Thursday, 28 August 2014

The book of love. . .

This song request is for Lynda Miller :-)

Originally released by the Magnetic Fields as part of an epic three volume album set, The Book of Love was one of 69 love songs featured on this album, aptly entitled yes, 69 love songs.  
The rich and gravelly vocal tones of the lead singer is reminiscent of Johnny Cash and Nick Cave.
The lead singer is supported by a male background vocal in a call and response fashion.  The simple guitar accompaniment to me symbolises the simple beauty of love.  The song lists all of the attributes that are normally associated or commonly associated with love - experiencing love together from the same pages, through music and the usual exchange of material gifts such as flowers and chocolate.  The song culminates in the ultimate exchange of gifts - the formalisation of love in a public declaration of love with the exchange of wedding rings.

The book of love is long and boring
No one can lift the damn thing
It's full of charts, facts and figures and instructions for dancing

But I,
I love it when you read to me
And you,
You can read me anything

As a songwriter, you think about compositional devices to help make the song memorable and for people to enjoy, as well as having the autonomy for yourself to create music however you like.
The use of "I' and "you" in the chorus helps the listener to focus on the relationship between themselves and their significant other.  Songs that help to position yourself emphasises the feeling of empathy, creates understanding and bands people together.



The book of love has music in it
In fact it's where music comes from
Some of it is just transcendental
Some of it is just really dumb

But I,
I love it when you sing to me
And you,
You can sing me anything

I love this description in the lyrics about love being both transcendental and sometimes being really dumb.  Peter Gabriel's rendition of The Book of Love reveals a change of timbre with the inclusion of orchestral instrumentation and the female vocal which kicks in during the music-themed second verse.  I love the nuance of the syncopated quaver cello motif that is interspersed amongst the beautiful legato harmonies in the upper strings.  These harmonies are further explored when the violins and violas play their parts again but an octave higher to help heighten the tension before the final chorus hits.

The book of love is long and boring
And written very long ago
It's full of flowers and heart-shaped boxes
And things we're all too young to know

The way the lyrics are expressed show an almost child-like response to love, that sometimes it can be long and boring.  The focus on the objects of affection, the symbols of love that we have been taught to believe from very long ago continue to this very day.  This is epitomised in a hugely profitable and  commercial way during Valentine's Day with the overabundance of flowers and heart-shaped boxes.
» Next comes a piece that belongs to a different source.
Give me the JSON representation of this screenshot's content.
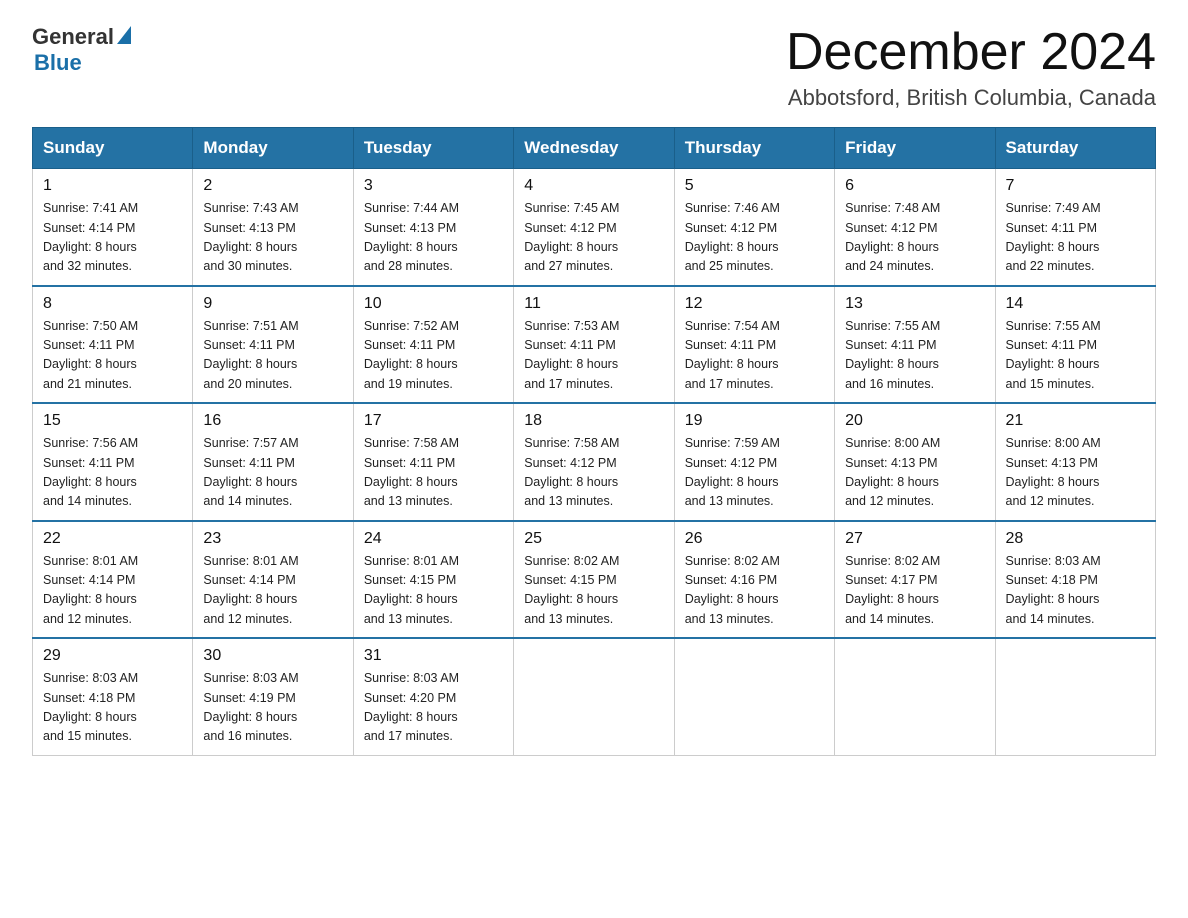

But I wonder about the things that we are too young to know.
Do you wonder about the things we are too young to know?
Does this mean that even as we age, we will never be old enough to know everything about love?

It could be our own naive views of love, where we might choose to ignore the complexities that love has.  The book of love has so many chapters, people may read it from the beginning, but once they get impatient as the chapters progress, they might become bored, lose the fascination and wonder that love tries so hard for us to stay enamoured with - so we fall out of love.  In some tragic chapters of our love journey - we might lose love, when love dies with the physical body of those we love and we are left with memories of love.  There are also instances of "not even" love - on one hand, unrequited love where love is one-sided and wrong love where you are committed to someone but choose to love another and act on that love (depends whether you think that's wrong though!), and even bad love - where you love somebody so much, that even though they break your heart, spirit, mind (and sadly, even some body parts) but you STILL love them regardless.

It is no wonder that the book of love is heavy and hard to lift.
Everybody's story of love is different and extreme.

But I,
I love it when you give me things
And you,
You ought to give me wedding rings. . . 

Whoever you choose to love, I hope you love with all that there is in within you.
I hope your book of love sustains you throughout anything you face in your life.
I hope it becomes a favourite book to read with dog-eared pages, notes scribbled in the margin, highlighted keywords and page numbers circled with all of your decorative bookmarks - so that you know exactly where you are - in your book of love.